In 2017, we made the decision to diversify our service and our market. And then in 2018 we made deliberate decisions to start taking products to market.


So if I look back, we started as a small consulting company trying to be faster and better. We grew and we grew responsibly but we didn’t constrain that value. In fact, we invested in spinning off products, services and companies as we grew. We’ve diversified our portfolio of products and services and we’ve diversified the market in which we operate. All the while, we’ve increasingly stitched at the DNA of the company to make sure we maintain that balance between profit and purpose.

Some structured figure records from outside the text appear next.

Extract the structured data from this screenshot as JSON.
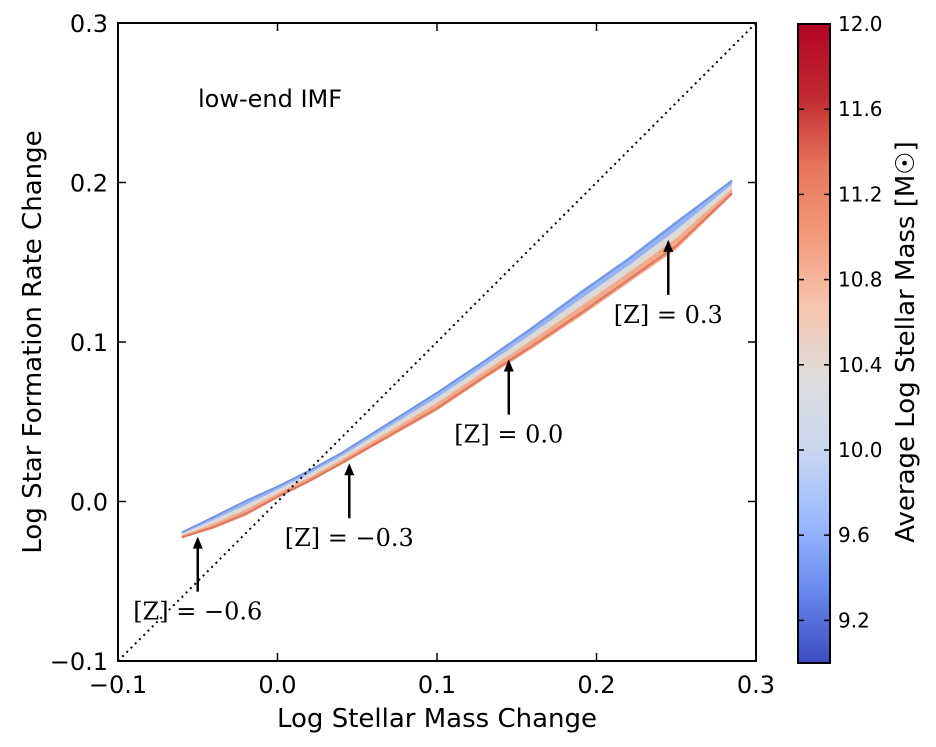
{
  "chart_data": {
    "type": "scatter",
    "inset_label": "low-end IMF",
    "xlabel": "Log Stellar Mass Change",
    "ylabel": "Log Star Formation Rate Change",
    "xlim": [
      -0.1,
      0.3
    ],
    "ylim": [
      -0.1,
      0.3
    ],
    "xticks": [
      "−0.1",
      "0.0",
      "0.1",
      "0.2",
      "0.3"
    ],
    "xtick_values": [
      -0.1,
      0.0,
      0.1,
      0.2,
      0.3
    ],
    "yticks": [
      "−0.1",
      "0.0",
      "0.1",
      "0.2",
      "0.3"
    ],
    "ytick_values": [
      -0.1,
      0.0,
      0.1,
      0.2,
      0.3
    ],
    "reference_line": {
      "style": "dotted",
      "x": [
        -0.1,
        0.3
      ],
      "y": [
        -0.1,
        0.3
      ]
    },
    "band": {
      "description": "galaxy distribution coloured by average log stellar mass",
      "x": [
        -0.06,
        -0.04,
        -0.02,
        0.0,
        0.02,
        0.04,
        0.07,
        0.1,
        0.13,
        0.16,
        0.19,
        0.22,
        0.25,
        0.285
      ],
      "y_center": [
        -0.021,
        -0.013,
        -0.004,
        0.006,
        0.016,
        0.027,
        0.045,
        0.063,
        0.083,
        0.103,
        0.124,
        0.145,
        0.167,
        0.197
      ],
      "half_width": [
        0.002,
        0.004,
        0.005,
        0.004,
        0.004,
        0.004,
        0.005,
        0.006,
        0.006,
        0.007,
        0.008,
        0.008,
        0.009,
        0.005
      ]
    },
    "annotations": [
      {
        "label": "[Z] = −0.6",
        "x": -0.05,
        "y": -0.022
      },
      {
        "label": "[Z] = −0.3",
        "x": 0.045,
        "y": 0.024
      },
      {
        "label": "[Z] = 0.0",
        "x": 0.145,
        "y": 0.089
      },
      {
        "label": "[Z] = 0.3",
        "x": 0.245,
        "y": 0.164
      }
    ],
    "colorbar": {
      "label": "Average Log Stellar Mass [M☉]",
      "range": [
        9.0,
        12.0
      ],
      "ticks": [
        9.2,
        9.6,
        10.0,
        10.4,
        10.8,
        11.2,
        11.6,
        12.0
      ],
      "tick_labels": [
        "9.2",
        "9.6",
        "10.0",
        "10.4",
        "10.8",
        "11.2",
        "11.6",
        "12.0"
      ],
      "colormap": "coolwarm",
      "color_stops": [
        "#3b4cc0",
        "#6788ee",
        "#9abbff",
        "#c9d7f0",
        "#dddddd",
        "#f6c6ad",
        "#f49a7b",
        "#e7745b",
        "#c0282f",
        "#b40426"
      ]
    }
  }
}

I think the largest single evolution of the company would have been some years ago now. We found ourselves delivering a multi-year multimillion-dollar project on behalf of a larger corporation. We got to a point on that contract where the knowledge, attitudes, practices and cultures of the two organisations were such that the relationship was becoming prickly and staff were becoming stressed. We were losing ground with some of our other initiatives.


So we made the deliberate decision to say no to that relationship and move away from that business. I think that provided the first of a number of significant pivots, not necessarily away from elements of the market or companies but more towards our core values and towards an ethical company that wears its integrity and demonstrates its integrity through the business decisions that we make.


Annie-Mei: Just on the point that you made there about sticking to the core values, what are Anywise’s core values and what was your reason for saying no to that project based on those core values?


Yeah, thanks Annie-Mei. Values are an interesting one. Over the last three or four years, we’ve implemented a routine where the company aggregates every month for a company update, every quarter for a deeper dive and then every year for a strategic review and forecasting session.


At each one of those stages we’ve advanced with this idea of setting our company values. I initially made the mistake of issuing those company values to people and found while they were broadly right, to get to the core values that drive us and make us happy, all staff make those decisions.


This year is the first time we’ve invested properly instead of the management team coming up with a set of values and testing that with the staff, we’ve flipped that and asked the staff to provide us insights into what drives them. When I say staff, I also mean suppliers. We genuinely don’t make that distinction very often and consistently what has come to the fore over the last six years, in particular in the last three or four months are the values of:


  • Integrity

  • Agility in our business but also in the way we make decisions

  • Empowerment throughout the entire business

  • Respect

  • Diversity not just in gender or ethnography but in thoughts, opinions and all its forms


Now there’s a whole lot of other words that form parts of each of those terms, but they’d be the ones that bubble to the top the most and by far the most central to that is integrity.


If a person is authentic and acting in a way that they believe is truer to them and that is valued by their employer, and their employer and its clients act in the same way, then that entire ecosystem which is half the work-life balance, supports the individual.


And that’s an insight into why we said no to that particular contract. We found ourselves in a relationship which was no longer as mutually beneficial as it could be. We had reason to start to question the manner in which that relationship was moving. It was moving away from one of mutual respect and empowerment and mutual decision making. It was moving into a relationship that was different to that.